If you are considering using personality tests or other culture fit tests, you should ensure that any questions are very clear in description and the optional responses. Likewise, you should take a step back and consider whether some of the cultural fit aims you may be testing for are inherently ableist in some way, or are specifically marking against neurodivergent behaviours that may not have a material impact on someone’s ability to fill a role.
Using looks based checks
If you would like to forget any kind of decency whatsoever you could follow in the footsteps of some American companies that have recently started requiring passing a “looks” scoring test for some customer facing roles. In essence a task within the recruitment process is to prove that you are above a 7 on the attractiveness scale. The way this is measured is through the use of AI tools that judge looks on a number of metrics such as level of grooming, leanness, complexion, facial symmetry and so on.
It is probably apparent why this is such an outright risk of discrimination not only against disabled people but people of different ethnicities as well.
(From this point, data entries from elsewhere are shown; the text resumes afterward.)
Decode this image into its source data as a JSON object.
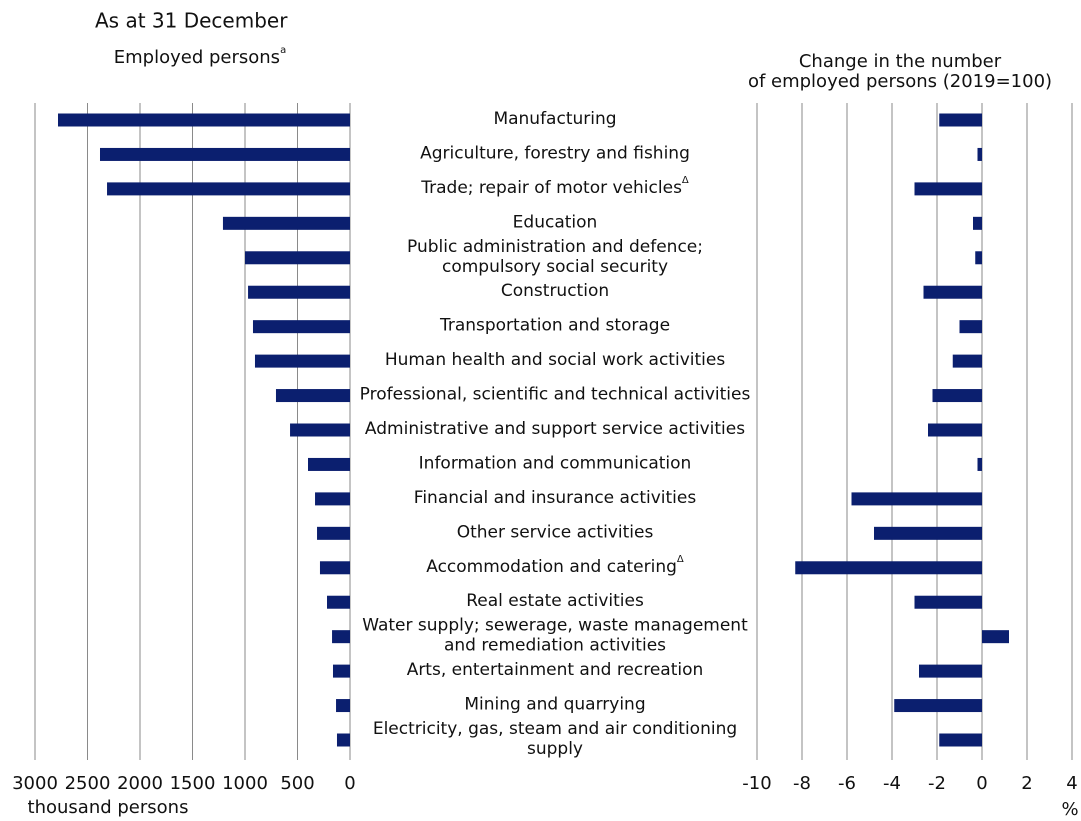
{
  "subtitle": "As at 31 December",
  "chart_data": [
    {
      "type": "hbar",
      "axis_title": "Employed persons",
      "axis_title_superscript": "a",
      "xlabel": "thousand persons",
      "categories": [
        "Manufacturing",
        "Agriculture, forestry and fishing",
        "Trade; repair of motor vehicles",
        "Education",
        "Public administration and defence;\ncompulsory social security",
        "Construction",
        "Transportation and storage",
        "Human health and social work  activities",
        "Professional, scientific and technical activities",
        "Administrative and support service activities",
        "Information and communication",
        "Financial and insurance activities",
        "Other service activities",
        "Accommodation and catering",
        "Real estate activities",
        "Water supply; sewerage, waste management\nand remediation activities",
        "Arts, entertainment and recreation",
        "Mining and quarrying",
        "Electricity, gas, steam and air conditioning\nsupply"
      ],
      "category_superscripts": {
        "2": "Δ",
        "13": "Δ"
      },
      "values": [
        2781,
        2381,
        2314,
        1210,
        1000,
        971,
        924,
        905,
        705,
        571,
        400,
        333,
        314,
        286,
        219,
        171,
        162,
        133,
        124
      ],
      "color": "#0b1f6f",
      "reversed": true,
      "xlim": [
        0,
        3000
      ],
      "xticks": [
        0,
        500,
        1000,
        1500,
        2000,
        2500,
        3000
      ],
      "grid": true
    },
    {
      "type": "hbar",
      "axis_title": "Change in the number\nof employed persons (2019=100)",
      "xlabel": "%",
      "values": [
        -1.9,
        -0.2,
        -3.0,
        -0.4,
        -0.3,
        -2.6,
        -1.0,
        -1.3,
        -2.2,
        -2.4,
        -0.2,
        -5.8,
        -4.8,
        -8.3,
        -3.0,
        1.2,
        -2.8,
        -3.9,
        -1.9
      ],
      "color": "#0b1f6f",
      "reversed": false,
      "xlim": [
        -10,
        4
      ],
      "xticks": [
        -10,
        -8,
        -6,
        -4,
        -2,
        0,
        2,
        4
      ],
      "grid": true
    }
  ]
}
For example, there is no guarantee of what training data set these attractiveness AIs have been built on. Perhaps they are focussed on Caucasian features as the standard of beauty which may inherently give lower scores to someone with darker skin or non-white facial features.
As they also make comment on the complexion or patchiness of the skin, anyone with a skin condition, birth mark, facial injury etc. may then also be provided a lower score in no way related to their ability to complete a task.
Obviously, attractiveness is in many ways subjective and should be in no way used as a metric to judge the worthiness of someone. This type of AI use may be the next attempt by some unscrupulous companies but should be roundly condemned and avoided by anyone that does not want to open themselves up to significantly increased risks of discrimination complaints, not to mention the moral reasons why this is so unpleasant.
Our advice to candidates if you ever encounter one of these in use in the wild would be to play the AI at their own game. Use camera filters to adjust your appearance to score higher, before reporting the company for using discriminatory hiring practices.